The Plunket Shield sits in its carefully packed shipping container, ready for its trip to Rangiora.



***

The young Northern Districts Maori team scripted a memorable finish to their Twenty20 match against the Telecom Cook Islands at Seddon Park on Friday. Chasing ND Maori’s 151, the Cooks needed 12 runs off the last over, bowled by ND Maori captain Leighton Parsons, and were on course after the first few deliveries - but when ND Maori’s wicketkeeper-coach Graeme Stewart got a stumping off the penultimate ball, the Cooks were left needing to blast a six off the last delivery to win.

In the event, they could only squeak two off Leighton’s last delivery, handing Northern Districts Maori their maiden victory. But nobody went home unhappy. “To be within three runs of a team of the quality of ND Maori is a great achievement and we should all be proud,” the Cooks said before heading for the airport and their date in Samoa at their big two-yearly ICC East Asia-Pacific showdown. And for Northern Districts Maori there was a lot of pride in beating an international side even as the concept is still finding its feet - three of the Maori players (Shayde Perham, from St Peter’s School in Cambridge, Elliott Timoti, from Tauranga Boys’ College and Danyon Stewart from Hamilton Boys’ High) are still at school.

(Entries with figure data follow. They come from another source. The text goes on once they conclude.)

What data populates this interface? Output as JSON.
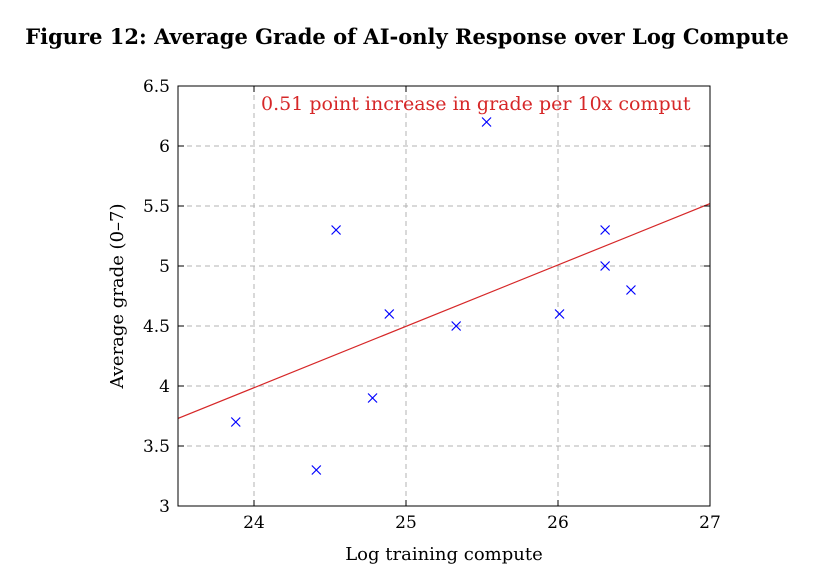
{
  "figure_title": "Figure 12: Average Grade of AI-only Response over Log Compute",
  "colors": {
    "points": "#0000ff",
    "trend": "#d62728",
    "grid": "#b3b3b3",
    "axis": "#000000"
  },
  "chart_data": {
    "type": "scatter",
    "title": "Figure 12: Average Grade of AI-only Response over Log Compute",
    "xlabel": "Log training compute",
    "ylabel": "Average grade (0–7)",
    "xlim": [
      23.5,
      27
    ],
    "ylim": [
      3,
      6.5
    ],
    "xticks": [
      24,
      25,
      26,
      27
    ],
    "yticks": [
      3,
      3.5,
      4,
      4.5,
      5,
      5.5,
      6,
      6.5
    ],
    "xtick_labels": [
      "24",
      "25",
      "26",
      "27"
    ],
    "ytick_labels": [
      "3",
      "3.5",
      "4",
      "4.5",
      "5",
      "5.5",
      "6",
      "6.5"
    ],
    "grid": true,
    "points": [
      {
        "x": 23.88,
        "y": 3.7
      },
      {
        "x": 24.41,
        "y": 3.3
      },
      {
        "x": 24.54,
        "y": 5.3
      },
      {
        "x": 24.78,
        "y": 3.9
      },
      {
        "x": 24.89,
        "y": 4.6
      },
      {
        "x": 25.33,
        "y": 4.5
      },
      {
        "x": 25.53,
        "y": 6.2
      },
      {
        "x": 26.01,
        "y": 4.6
      },
      {
        "x": 26.31,
        "y": 5.3
      },
      {
        "x": 26.31,
        "y": 5.0
      },
      {
        "x": 26.48,
        "y": 4.8
      }
    ],
    "trend_line": {
      "x": [
        23.5,
        27
      ],
      "y": [
        3.73,
        5.52
      ]
    },
    "annotation": "0.51 point increase in grade per 10x comput"
  }
}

Catch coverage of the occasion and interviews with the Northern Districts Maori side on Sky Sport’s cricket show later this week. Short scoreboard: Northern Districts Maori 151/7 (Brett Sorrenson 23, William Kokaua 28, Elliott Timoti 19, Shayde Perham 17, Graeme Stewart 22, Wayken Punga 2/21, Davis Teinaki 2/16) beat Telecom Cook Islands 148/5 (Rob Samuel 33, Tino Etita 29, Vane Tangimetua 27, Toala Teinaki 19 not out, Api Mamanu 18, Danyon Stewart 2/29).